Allergic Rhinitis or nasal allergies are a very common condition that affects up to 15-30% of adults in the United States. This condition occurs when your immune system develops a hypersensitivity to otherwise harmless particles in the environment. This leads to unnecessary inflammation in the linings of the nasal passages.

Symptoms of allergic rhinitis are:

  • thin mucous production/runny nose
  • post nasal drip
  • Sneezing
  • itchy/watery eyes
  • nasal congestion

Typically allergic rhinitis symptoms come and go throughout the year depending on what you are allergic to, but can also be year round.


The first line treatment of allergic rhinitis are environmental controls to avoid exposure to allergens. This can include things like dust covers for bedding or a high efficient air filter (HEPA).

Second line treatments are medications to control your body’s response to allergens. Oral antihistamines are the most common medications used for this (ZyrtecⓇ, AllegraⓇ, ClaritinⓇ, BenadrylⓇ, etc.). These medications work by blocking histamine which is the primary mediator of inflammation in allergic responses. Leukotriene inhibitors are another class of medications (Singulair) that block another cause of inflammation in allergic patients. There effect is not as stong as antihistamines and are typically used in patients with asthma in addition to allergies.

Nasal steroids sprays (FlonaseⓇ, NasocortⓇ, NasonexⓇ, etc. ) are safe to use on a daily basis and are now largely over the counter. These sprays are non addictive and typically do not cause any long term changes to the nasal passages. Their most common side effect is nose bleeds which occur only in a small % of patients and often are due to improper spraying technique. Recent evidence has also shown that these sprays may increase the pressure inside of the eye and should be used with caution in patients with glaucoma.

Nasal antihistamine sprays (AstelineⓇ, PatanaseⓇ, DymistaⓇ, etc) are also safe to use on a daily basis and work by blocking the effects of allergens in the nasal lining. These sprays are most effective at improving sneezing and runny nose.

What if medications for allergies do not work?

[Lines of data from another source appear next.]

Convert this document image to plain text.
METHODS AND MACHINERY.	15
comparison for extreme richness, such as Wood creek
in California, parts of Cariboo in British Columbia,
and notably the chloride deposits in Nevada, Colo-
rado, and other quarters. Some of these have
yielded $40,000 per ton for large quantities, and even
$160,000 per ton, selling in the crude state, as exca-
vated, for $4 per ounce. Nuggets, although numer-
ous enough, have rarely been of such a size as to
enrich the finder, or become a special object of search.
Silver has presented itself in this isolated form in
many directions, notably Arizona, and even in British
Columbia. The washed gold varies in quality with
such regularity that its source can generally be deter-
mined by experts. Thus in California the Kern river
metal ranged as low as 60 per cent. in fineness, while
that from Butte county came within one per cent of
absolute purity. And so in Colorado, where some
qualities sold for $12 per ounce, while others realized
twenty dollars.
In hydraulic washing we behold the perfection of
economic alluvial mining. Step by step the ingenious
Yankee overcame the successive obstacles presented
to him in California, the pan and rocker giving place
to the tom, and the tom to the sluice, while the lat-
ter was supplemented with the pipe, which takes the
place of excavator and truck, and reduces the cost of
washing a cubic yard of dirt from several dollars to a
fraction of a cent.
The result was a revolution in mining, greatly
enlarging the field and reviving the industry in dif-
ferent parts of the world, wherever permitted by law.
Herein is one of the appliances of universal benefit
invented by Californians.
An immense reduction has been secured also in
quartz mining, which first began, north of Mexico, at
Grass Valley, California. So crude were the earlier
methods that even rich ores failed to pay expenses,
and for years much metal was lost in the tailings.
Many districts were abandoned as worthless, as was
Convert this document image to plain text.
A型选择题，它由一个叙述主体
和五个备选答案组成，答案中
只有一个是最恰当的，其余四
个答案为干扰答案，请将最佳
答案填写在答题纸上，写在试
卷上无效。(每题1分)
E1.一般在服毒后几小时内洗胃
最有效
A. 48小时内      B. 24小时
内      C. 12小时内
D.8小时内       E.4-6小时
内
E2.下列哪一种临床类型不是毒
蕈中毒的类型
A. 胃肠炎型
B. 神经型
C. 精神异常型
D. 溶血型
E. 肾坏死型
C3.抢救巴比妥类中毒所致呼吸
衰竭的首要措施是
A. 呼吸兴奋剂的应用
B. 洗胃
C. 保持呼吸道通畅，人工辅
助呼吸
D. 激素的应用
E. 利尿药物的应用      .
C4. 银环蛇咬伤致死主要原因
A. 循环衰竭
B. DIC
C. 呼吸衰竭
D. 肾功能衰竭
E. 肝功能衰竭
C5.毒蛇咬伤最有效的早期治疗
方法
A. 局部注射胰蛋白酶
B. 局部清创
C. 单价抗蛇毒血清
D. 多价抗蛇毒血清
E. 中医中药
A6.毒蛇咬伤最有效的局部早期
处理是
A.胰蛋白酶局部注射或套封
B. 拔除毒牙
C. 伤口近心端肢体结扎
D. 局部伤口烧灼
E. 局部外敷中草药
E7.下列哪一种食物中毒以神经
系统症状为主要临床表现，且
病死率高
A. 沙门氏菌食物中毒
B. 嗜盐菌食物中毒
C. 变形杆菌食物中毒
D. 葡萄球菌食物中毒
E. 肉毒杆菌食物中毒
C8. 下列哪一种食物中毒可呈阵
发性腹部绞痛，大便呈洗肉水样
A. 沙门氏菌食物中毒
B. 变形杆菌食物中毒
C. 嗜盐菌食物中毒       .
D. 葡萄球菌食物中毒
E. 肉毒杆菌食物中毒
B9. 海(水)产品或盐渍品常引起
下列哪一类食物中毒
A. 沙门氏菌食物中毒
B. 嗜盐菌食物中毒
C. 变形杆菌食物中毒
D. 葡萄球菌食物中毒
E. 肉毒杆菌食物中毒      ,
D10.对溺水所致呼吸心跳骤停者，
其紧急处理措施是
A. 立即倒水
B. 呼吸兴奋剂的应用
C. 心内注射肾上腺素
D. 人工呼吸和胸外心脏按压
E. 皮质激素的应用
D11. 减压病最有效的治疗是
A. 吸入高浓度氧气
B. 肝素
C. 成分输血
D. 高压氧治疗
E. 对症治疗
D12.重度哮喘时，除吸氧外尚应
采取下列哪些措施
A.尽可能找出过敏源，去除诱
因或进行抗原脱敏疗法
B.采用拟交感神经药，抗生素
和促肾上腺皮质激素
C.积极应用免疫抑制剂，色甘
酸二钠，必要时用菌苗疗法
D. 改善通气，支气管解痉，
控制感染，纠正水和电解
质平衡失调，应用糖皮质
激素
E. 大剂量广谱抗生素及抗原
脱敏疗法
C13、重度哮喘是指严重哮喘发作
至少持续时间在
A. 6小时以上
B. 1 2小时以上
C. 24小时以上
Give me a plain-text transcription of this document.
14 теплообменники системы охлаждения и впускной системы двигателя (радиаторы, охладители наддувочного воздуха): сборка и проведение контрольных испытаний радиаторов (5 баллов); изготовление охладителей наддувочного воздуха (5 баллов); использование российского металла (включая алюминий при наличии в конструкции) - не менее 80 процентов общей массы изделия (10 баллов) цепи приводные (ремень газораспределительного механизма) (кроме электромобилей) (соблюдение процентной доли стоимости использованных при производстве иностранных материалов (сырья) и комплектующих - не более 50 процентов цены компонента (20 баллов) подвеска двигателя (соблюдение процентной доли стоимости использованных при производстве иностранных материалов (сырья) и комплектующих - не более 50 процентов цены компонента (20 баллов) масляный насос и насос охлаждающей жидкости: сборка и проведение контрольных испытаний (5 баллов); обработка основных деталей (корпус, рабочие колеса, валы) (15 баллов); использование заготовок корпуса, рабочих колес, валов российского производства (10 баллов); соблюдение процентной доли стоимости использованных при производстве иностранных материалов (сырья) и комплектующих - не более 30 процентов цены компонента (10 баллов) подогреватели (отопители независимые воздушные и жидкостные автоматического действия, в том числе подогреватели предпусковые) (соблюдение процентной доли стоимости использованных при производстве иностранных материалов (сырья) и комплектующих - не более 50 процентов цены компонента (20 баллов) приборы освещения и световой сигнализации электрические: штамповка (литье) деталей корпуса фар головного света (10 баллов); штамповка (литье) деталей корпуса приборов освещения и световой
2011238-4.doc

For patients with moderate to severe allergies who do not respond to allergy medications an option is immunotherapy. Immunotherapy works by desensitizing your immune system to certain allergens (think pollens, dust, animal dander) by continually exposing you to those allergens. This sounds simple, but must be done is a very specific fashion and concentrations built up over time to have an effect.

The first step of immunotherapy is allergy skin testing – this is where small amounts of the most common allergens in our area are injected just under the skin to determine what you are allergic to and how severe is your reaction.

Once it is know what exactly you are allergic to, these allergens are either injected under your skin on a weekly basis (subcutaneous immunotherapy or SCIT) or made into drops to place under your tongue daily (sublingual immunotherapy or SLIT). Again, the concentrations are specifically controlled to each patient’s allergic reactions.

Immunotherapy is an advantageous form of treatment because after 3-5yrs of treatment, symptom control is often permanent.